BLAIR DIKRITIK KARENA IRAK, TERLALU DEKAT DENGAN ISRAEL
Rekam jejak Blair di masa lalu dapat membuat marah warga Palestina, yang menganggapnya bias terhadap Amerika Serikat dan Israel, dan, seperti banyak orang Arab lainnya, memandang invasi Irak sebagai kejahatan perang, kata Hani Al-Masri, seorang komentator politik Palestina di Ramallah.
"Tony Blair adalah salah satu sosok yang konyol," katanya. "Reputasinya di kalangan warga Palestina buruk."
Seorang diplomat dari salah satu negara Timur Tengah yang menghadiri konferensi Partai Buruh tertawa terbahak-bahak ketika ditanya tentang keterlibatan Blair, dengan mengatakan: "terlalu beracun".
Namun, seorang mantan duta besar Inggris yang bekerja di bawah Blair di wilayah tersebut mengatakan bahwa memandang Blair bias terhadap Israel adalah keliru, ia hanya memahami bahwa solusi yang ditawarkan harus dapat diterima oleh para pemimpin terpilih Israel.
"Ia memahami bahwa terlepas dari segala kekurangannya, Israel adalah negara demokrasi. Anda harus bekerja sama dengan Israel, baik atau buruk - dan dalam beberapa tahun terakhir, dalam hal buruk - tetapi ia bersedia melakukannya."

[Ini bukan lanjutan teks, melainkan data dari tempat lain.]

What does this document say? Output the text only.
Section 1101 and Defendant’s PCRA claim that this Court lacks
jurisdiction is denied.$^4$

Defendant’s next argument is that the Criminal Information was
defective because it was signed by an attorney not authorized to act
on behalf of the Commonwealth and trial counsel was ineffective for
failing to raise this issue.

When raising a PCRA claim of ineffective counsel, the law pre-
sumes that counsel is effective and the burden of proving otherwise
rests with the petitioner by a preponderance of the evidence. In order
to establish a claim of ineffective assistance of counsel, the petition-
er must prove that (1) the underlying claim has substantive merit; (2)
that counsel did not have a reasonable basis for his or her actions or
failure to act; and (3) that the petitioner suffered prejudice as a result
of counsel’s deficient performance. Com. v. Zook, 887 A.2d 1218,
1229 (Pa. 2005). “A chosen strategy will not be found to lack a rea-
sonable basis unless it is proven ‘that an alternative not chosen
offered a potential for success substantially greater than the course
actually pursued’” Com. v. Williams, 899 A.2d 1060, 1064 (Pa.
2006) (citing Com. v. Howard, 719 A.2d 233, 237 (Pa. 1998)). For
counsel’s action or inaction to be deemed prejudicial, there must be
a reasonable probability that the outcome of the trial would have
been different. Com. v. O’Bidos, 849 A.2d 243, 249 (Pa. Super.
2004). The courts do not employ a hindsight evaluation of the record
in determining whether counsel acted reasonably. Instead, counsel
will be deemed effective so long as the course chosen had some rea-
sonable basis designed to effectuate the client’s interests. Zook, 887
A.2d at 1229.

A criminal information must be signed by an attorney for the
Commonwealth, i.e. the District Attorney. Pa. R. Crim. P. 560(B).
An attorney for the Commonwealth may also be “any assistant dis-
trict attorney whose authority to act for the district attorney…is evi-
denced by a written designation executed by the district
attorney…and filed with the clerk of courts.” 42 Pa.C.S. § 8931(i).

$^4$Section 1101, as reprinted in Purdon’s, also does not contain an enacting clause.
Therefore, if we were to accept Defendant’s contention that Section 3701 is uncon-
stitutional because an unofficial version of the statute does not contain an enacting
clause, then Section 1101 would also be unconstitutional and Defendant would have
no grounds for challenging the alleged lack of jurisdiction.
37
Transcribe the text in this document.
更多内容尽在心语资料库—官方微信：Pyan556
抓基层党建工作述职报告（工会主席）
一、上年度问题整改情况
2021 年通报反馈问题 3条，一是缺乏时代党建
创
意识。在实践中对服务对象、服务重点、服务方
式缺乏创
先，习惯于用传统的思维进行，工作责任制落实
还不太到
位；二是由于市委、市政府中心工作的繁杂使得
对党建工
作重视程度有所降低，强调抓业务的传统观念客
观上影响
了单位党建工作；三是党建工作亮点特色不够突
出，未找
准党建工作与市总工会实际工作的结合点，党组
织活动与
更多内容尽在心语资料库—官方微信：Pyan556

PENDUKUNG MENGUTIP `KEMAMPUAN MENJEMBATANI` BLAIR
Tom Kelly, juru bicara Blair saat menjabat sebagai perdana menteri, mengatakan siapa pun yang mencari tokoh yang populer di Timur Tengah akan "mencarinya dalam waktu yang sangat, sangat lama", tetapi Blair memiliki kemampuan untuk memahami semua perspektif. dan melukiskan gambaran masa depan yang lebih baik.
Miran Hassan, direktur Dewan Timur Tengah Partai Buruh, yang datang ke Inggris sebagai pengungsi dari Irak pada tahun 1999, mengatakan kepada Reuters bahwa meskipun ia tidak akan populer karena mengatakan hal tersebut, Blair tetap bisa menjadi pilihan yang baik.
"Dia memiliki kemampuan untuk menjembatani hubungan diplomatik di tingkat yang sangat senior di mana keputusan dapat dibuat," katanya. "Saya pikir itu akan bermanfaat".
Namun, banyak anggota parlemen dan pendukung di partai kiri-tengah yang pernah dipimpin Blair tidak dapat melihat lebih jauh dari peran Blair di Irak.
Kim Johnson, seorang anggota parlemen dari Partai Buruh, mengatakan kepada Reuters bahwa ia menganggap keterlibatan Blair "keterlaluan dan menjijikkan. Dia sama sekali bukan orang yang tepat untuk pekerjaan yang bertujuan untuk menemukan perdamaian."